Released: 2011, Magna Carta Records
We at Metal-Rules have supported fellow Canadian Glen Drover for many, many years. From his criminally under-rated, Toronto based studio band, Eidolon to his ascendency to the global stage with King Diamond and eventually Megadeth, Glen has been waving the flag for Canadian Metal talent for years and we have been with him every step of the way.
So what does an artist do after stepping away from arguably one of the biggest Metal bands in the world? Go solo! Yes, Glen has released his very first instrumental solo album. I’m not surprised after being in the confines (for lack of a better term) of Megadeth, and after almost half a decade on the Mustaine rollercoaster, Drover probably need to stretch his musical wings.

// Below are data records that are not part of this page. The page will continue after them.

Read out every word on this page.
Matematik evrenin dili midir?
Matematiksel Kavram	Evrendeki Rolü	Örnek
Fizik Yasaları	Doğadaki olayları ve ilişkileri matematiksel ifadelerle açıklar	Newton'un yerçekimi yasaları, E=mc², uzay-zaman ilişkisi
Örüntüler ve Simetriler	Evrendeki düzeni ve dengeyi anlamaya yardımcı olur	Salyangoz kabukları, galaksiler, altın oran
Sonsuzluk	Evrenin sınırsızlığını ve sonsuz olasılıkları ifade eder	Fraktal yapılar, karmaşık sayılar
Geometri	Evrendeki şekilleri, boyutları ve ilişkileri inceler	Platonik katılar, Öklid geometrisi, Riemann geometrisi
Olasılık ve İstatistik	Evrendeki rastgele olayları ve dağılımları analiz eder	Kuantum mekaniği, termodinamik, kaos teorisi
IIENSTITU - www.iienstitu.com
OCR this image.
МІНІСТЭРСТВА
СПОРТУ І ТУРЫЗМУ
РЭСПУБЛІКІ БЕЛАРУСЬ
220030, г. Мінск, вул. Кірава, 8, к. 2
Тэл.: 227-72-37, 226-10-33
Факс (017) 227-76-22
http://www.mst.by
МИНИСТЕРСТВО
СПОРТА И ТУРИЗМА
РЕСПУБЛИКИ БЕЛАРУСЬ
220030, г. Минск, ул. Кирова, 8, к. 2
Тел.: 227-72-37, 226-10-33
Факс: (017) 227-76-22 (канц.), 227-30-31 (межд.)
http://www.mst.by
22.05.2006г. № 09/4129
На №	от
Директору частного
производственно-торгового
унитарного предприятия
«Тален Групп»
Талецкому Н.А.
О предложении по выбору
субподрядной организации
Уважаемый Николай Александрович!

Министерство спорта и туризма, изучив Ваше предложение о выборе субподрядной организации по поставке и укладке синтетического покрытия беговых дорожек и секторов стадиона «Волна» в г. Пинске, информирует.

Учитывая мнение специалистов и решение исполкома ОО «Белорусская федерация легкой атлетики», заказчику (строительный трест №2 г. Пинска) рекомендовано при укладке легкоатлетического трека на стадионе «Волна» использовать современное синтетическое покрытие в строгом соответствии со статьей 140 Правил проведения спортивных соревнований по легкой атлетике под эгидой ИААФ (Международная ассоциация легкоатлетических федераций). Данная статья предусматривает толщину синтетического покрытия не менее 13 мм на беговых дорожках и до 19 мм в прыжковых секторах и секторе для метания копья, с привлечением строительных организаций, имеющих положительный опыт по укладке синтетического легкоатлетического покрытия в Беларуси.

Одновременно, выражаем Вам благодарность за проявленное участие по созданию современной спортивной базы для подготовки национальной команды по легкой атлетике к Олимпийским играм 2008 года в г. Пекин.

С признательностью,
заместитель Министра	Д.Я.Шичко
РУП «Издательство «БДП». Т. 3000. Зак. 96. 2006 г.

Magna Carta Records had the good sense to pick up Glen solo album and it’s a nice fit. METALUSION to me brings back so many memories of those classic Shrapnel-era guitar hero solo albums. From the cover art, to the production tones this album is a winner. Fave track is likely ‘Egyptian Danza’ with it’s neatly alternating tempos, and every solo album needs that middle-eastern/Egyptian themed tune! The songs range in style from shred to Satriani-esque ballads like ‘Colours Of Infinity’. We get to hear some weird Steve Vai-esque noodlings on the last cut ‘Filthy Habits’, so his influences and styles are all over the map. After a bit of research it’s not surprising that ‘Filthy Habits is a bit weird, it’s a Frank Zappa cover. I’m not a Zappa fan so I didn’t recognize it but in hindsight there are quite a few covers, five out of ten songs in fact, perhaps making this a bit top-heavy with the work of other composers.
Speaking of others this album boats a wide array of guests as well, Loomis Smyth, Moore, Poland, and Akesson and if you are a guitar guy you will recognize all those names immediately. It’s obvious Glen now has friends in high places! All the boys drop by for a guest solo or two.
Some simple and sweet acoustic work opens the gentle cut, ‘Illusions Of Starlight’ and on the other end of the spectrum we get some ripping solos on the album opener, ‘Ground Zero’. It’s a very diverse album that leans somewhat slightly to the mellower side. There are lots of intros and outros and hints of acoustic guitar and piano, ambient pieces in the arrangements so it’s not a just a one-dimensional, balls-out shred fest. There is quite a bit of keyboard and piano laced around the songs as well.
Pair up Drovers’ METALUSION with Poland’s RETURN TO METALOPOLIS, (1990) and you have two of the most awesome, post-Megadeth solo albums ever. It’s nice to hear the art of Metal Guitar-hero solo album has not been lost.